Given,

Objective function is: Z = 18x + 10y

Constraints are:

4x + y ≥ 20

2x + 3y ≥ 30

x, y ≥ 0

First convert the given inequations into corresponding equations and plot them:

4x + y ≥ 20 → 4x + y = 20 (corresponding equation)

Two coordinates required to plot the equation are obtained as:

Put, x = 0 ⇒ y = 20 (0,20) - - - - first coordinate.
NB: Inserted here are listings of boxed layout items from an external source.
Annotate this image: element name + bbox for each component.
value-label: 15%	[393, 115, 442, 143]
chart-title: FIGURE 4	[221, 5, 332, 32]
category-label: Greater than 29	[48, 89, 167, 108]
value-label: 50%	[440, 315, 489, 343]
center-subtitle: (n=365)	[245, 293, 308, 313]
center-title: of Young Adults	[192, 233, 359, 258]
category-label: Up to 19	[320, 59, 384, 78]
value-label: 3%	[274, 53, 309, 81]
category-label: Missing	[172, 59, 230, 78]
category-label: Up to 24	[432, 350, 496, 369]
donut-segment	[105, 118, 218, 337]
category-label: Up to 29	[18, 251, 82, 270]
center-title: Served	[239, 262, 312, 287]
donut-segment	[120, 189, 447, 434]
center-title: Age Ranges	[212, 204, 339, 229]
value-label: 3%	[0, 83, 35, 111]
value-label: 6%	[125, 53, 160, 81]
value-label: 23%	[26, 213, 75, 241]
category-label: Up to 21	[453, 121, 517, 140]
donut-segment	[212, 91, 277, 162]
Put, y = 0 ⇒ x = 5 (5,0) - - - - second coordinate

Join them to get the line.

As we know, Linear inequation will be a region in the plane, and we observe that the equation divides the XY plane into 2 halves only, so we need to check which region represents the given inequation,

If the given line does not pass through origin the just put (0,0) to check whether inequation is satisfied or not. If it satisfies the inequation origin side is the required region else the other side is the solution.

Similarly, we repeat the steps for other inequation also and find the common region.
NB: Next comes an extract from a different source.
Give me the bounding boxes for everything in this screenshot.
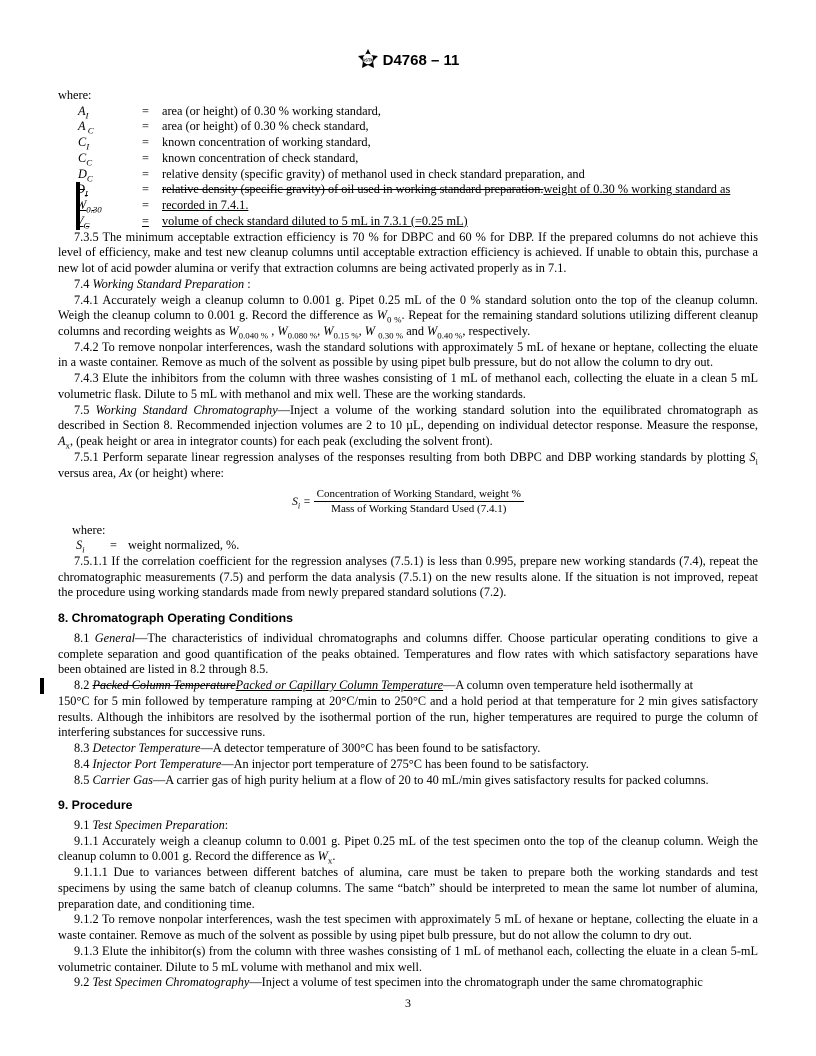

2x + 3y ≥ 30 → 2x + 3y = 30 (corresponding equation)

Two coordinates required to plot the equation are obtained as:

Put, x = 0 ⇒ y = 10 (0,10) - - - - first coordinate.

Put, y = 0 ⇒ x = 15 (15,0) - - - - second coordinate

x = 0 is the y - axis and y = 0 is the x – axis

Hence we obtain a plot as shown in figure:

The shaded region in the above figure represents the region of a feasible solution.
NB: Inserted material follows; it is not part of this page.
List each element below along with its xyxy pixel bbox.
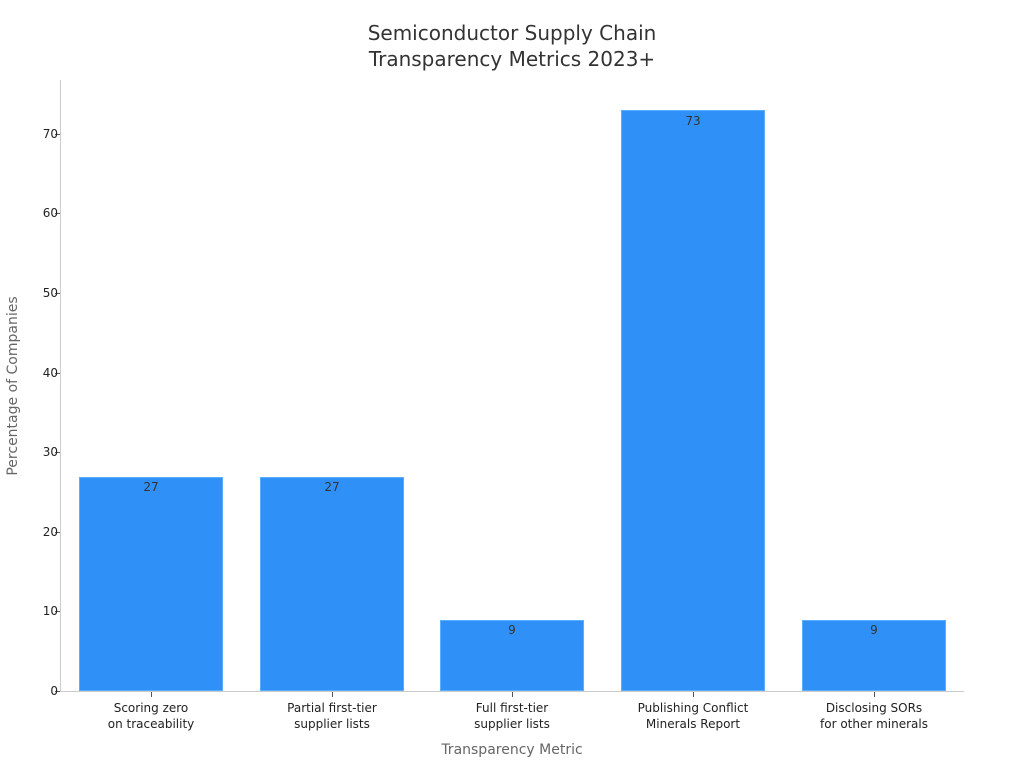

Now to maximize our objective function, we need to find the coordinates of the corner points of the shaded region.

We can determine the coordinates graphically our by solving equations. But choose only those equations to solve which gives one of the corner coordinates of the feasible region.

Solving 2x + 3y = 30 and 4x + y = 20 gives (3, 8)

Similarly solving 4x + y = 20 and x = 0 gives (0, 20)

And solving 2x + 3y = 30 and y = 0 gives (15,0)

Now we have coordinates of the corner points so we will put them one by one to our objective function and will find at which point it is maximum.

∵ Z = 18x + 10y

∴ Z at (3, 8) = 18 × 3 + 8 × 10 = 134

Z at (0,20) = 18 × 0 + 10 × 20 = 200

Z at (15,0) = 18 × (15) + 10 × 0 = 270

Note: It is unbounded so we can’t say directly by seeing that z = 134 is minimum because there might be possibility that some other points from feasible region may result a smaller number.

In such a case minima will not be possible.

So we check this by setting inequation corresponding to the minimum value of Z.

∴ inequation is 18x + 10y < 134

As (0,0) satisfies the inequation, so it will bound its region towards origin and hence will not overlap with the feasible region.

∴ We can say that minima are possible.

We can see that Z is minimum at (3, 8) and min. value is 134

∴ Z is minimum at x = 3 and y = 8 ; and min value is 134.